How the Franklin Growth Fund Allocated Its Portfolio in 2015

How the Cards Fell for 11 Large-Cap Mutual Funds in 2015

(Continued from Prior Part)

Franklin Growth Fund

The Franklin Growth Fund – Class A (FKGRX) invests “substantially in the equity securities of companies that are leaders in their industries, and which the managers believe are suitable for a buy-and-hold strategy.”

Fund managers employ a bottom-up approach and fundamental analysis to shortlist companies that have:

  • potential to produce sustainable earnings and cash flow growth

  • strong management teams and financial strength

  • attractive valuation

The fund can invest up to 40% of its assets in smaller companies.

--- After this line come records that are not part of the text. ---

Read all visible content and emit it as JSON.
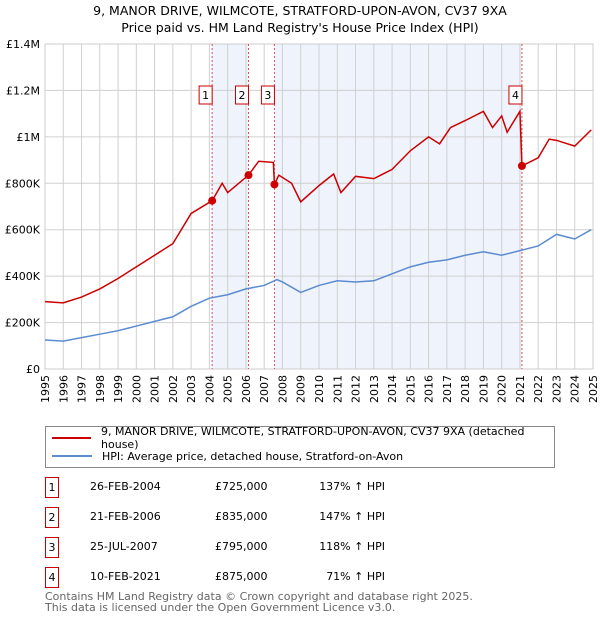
{
  "chart_data": {
    "type": "line",
    "title": "9, MANOR DRIVE, WILMCOTE, STRATFORD-UPON-AVON, CV37 9XA",
    "subtitle": "Price paid vs. HM Land Registry's House Price Index (HPI)",
    "xlim": [
      1995,
      2025
    ],
    "ylim": [
      0,
      1400000
    ],
    "x_ticks": [
      "1995",
      "1996",
      "1997",
      "1998",
      "1999",
      "2000",
      "2001",
      "2002",
      "2003",
      "2004",
      "2005",
      "2006",
      "2007",
      "2008",
      "2009",
      "2010",
      "2011",
      "2012",
      "2013",
      "2014",
      "2015",
      "2016",
      "2017",
      "2018",
      "2019",
      "2020",
      "2021",
      "2022",
      "2023",
      "2024",
      "2025"
    ],
    "y_ticks": [
      {
        "v": 0,
        "label": "£0"
      },
      {
        "v": 200000,
        "label": "£200K"
      },
      {
        "v": 400000,
        "label": "£400K"
      },
      {
        "v": 600000,
        "label": "£600K"
      },
      {
        "v": 800000,
        "label": "£800K"
      },
      {
        "v": 1000000,
        "label": "£1M"
      },
      {
        "v": 1200000,
        "label": "£1.2M"
      },
      {
        "v": 1400000,
        "label": "£1.4M"
      }
    ],
    "grid": true,
    "series": [
      {
        "name": "9, MANOR DRIVE, WILMCOTE, STRATFORD-UPON-AVON, CV37 9XA (detached house)",
        "color": "#cc0000",
        "x": [
          1995,
          1996,
          1997,
          1998,
          1999,
          2000,
          2001,
          2002,
          2003,
          2004.15,
          2004.7,
          2005,
          2006.14,
          2006.7,
          2007.5,
          2007.56,
          2007.8,
          2008.5,
          2009,
          2010,
          2010.8,
          2011.2,
          2012,
          2013,
          2014,
          2015,
          2016,
          2016.6,
          2017.2,
          2018,
          2019,
          2019.5,
          2020,
          2020.3,
          2021.0,
          2021.11,
          2022,
          2022.6,
          2023,
          2024,
          2024.9
        ],
        "y": [
          290000,
          285000,
          310000,
          345000,
          390000,
          440000,
          490000,
          540000,
          670000,
          725000,
          800000,
          760000,
          835000,
          895000,
          890000,
          795000,
          835000,
          800000,
          720000,
          790000,
          840000,
          760000,
          830000,
          820000,
          860000,
          940000,
          1000000,
          970000,
          1040000,
          1070000,
          1110000,
          1040000,
          1090000,
          1020000,
          1110000,
          875000,
          910000,
          990000,
          985000,
          960000,
          1030000
        ]
      },
      {
        "name": "HPI: Average price, detached house, Stratford-on-Avon",
        "color": "#5b8bd0",
        "x": [
          1995,
          1996,
          1997,
          1998,
          1999,
          2000,
          2001,
          2002,
          2003,
          2004,
          2005,
          2006,
          2007,
          2007.7,
          2008,
          2009,
          2010,
          2011,
          2012,
          2013,
          2014,
          2015,
          2016,
          2017,
          2018,
          2019,
          2020,
          2021,
          2022,
          2023,
          2024,
          2024.9
        ],
        "y": [
          125000,
          120000,
          135000,
          150000,
          165000,
          185000,
          205000,
          225000,
          270000,
          305000,
          320000,
          345000,
          360000,
          385000,
          375000,
          330000,
          360000,
          380000,
          375000,
          380000,
          410000,
          440000,
          460000,
          470000,
          490000,
          505000,
          490000,
          510000,
          530000,
          580000,
          560000,
          600000
        ]
      }
    ],
    "sales": [
      {
        "n": "1",
        "x": 2004.15,
        "y": 725000,
        "date": "26-FEB-2004",
        "price": "£725,000",
        "hpi": "137% ↑ HPI"
      },
      {
        "n": "2",
        "x": 2006.14,
        "y": 835000,
        "date": "21-FEB-2006",
        "price": "£835,000",
        "hpi": "147% ↑ HPI"
      },
      {
        "n": "3",
        "x": 2007.56,
        "y": 795000,
        "date": "25-JUL-2007",
        "price": "£795,000",
        "hpi": "118% ↑ HPI"
      },
      {
        "n": "4",
        "x": 2021.11,
        "y": 875000,
        "date": "10-FEB-2021",
        "price": "£875,000",
        "hpi": "71% ↑ HPI"
      }
    ],
    "legend_position": "bottom"
  },
  "footer": {
    "line1": "Contains HM Land Registry data © Crown copyright and database right 2025.",
    "line2": "This data is licensed under the Open Government Licence v3.0."
  }
}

The fund’s assets were invested across 156 equity holdings as of December 2015, and the fund was managing assets worth $11.8 billion as of the end of December. As of November, its top ten equity holdings included Apple (AAPL), Alaska Air Group (ALK), Northrop Grumman (NOC), Boeing (BA), and Microsoft (MSFT), comprising a combined 10.2% of the fund’s portfolio.

Historical portfolios

For this analysis, we will be considering holdings as of September 2015, as that is the latest available sectoral breakdown. The holdings after September reflect the valuation-driven changes to the portfolio, not the actual holding. The fund releases portfolio details once a quarter and has yet to come out with the complete portfolio for 4Q15.

Unlike a lot of its peers in this review, FKGRX’s highest exposure is in the industrials sector. Information technology and healthcare, respectively, are the second and the third largest sectors. These three sectors form ~74% of the fund’s portfolio. Consumer discretionary is the only other sector that forms over 10% of the fund’s assets. The fund is not invested in the telecom services sector.

From the previous reporting period, fund managers have increased exposure to industrials. However, from a year ago, exposure has almost remained the same. One thing worthy of mention is the fact that the fund has very low turnover. It sticks to its strategy of holding stocks for a long time. Over the course of 2015, the fund has mostly initiated fresh positions while liquidating few. Holdings in financials and utilities sectors have remained unchanged over this period.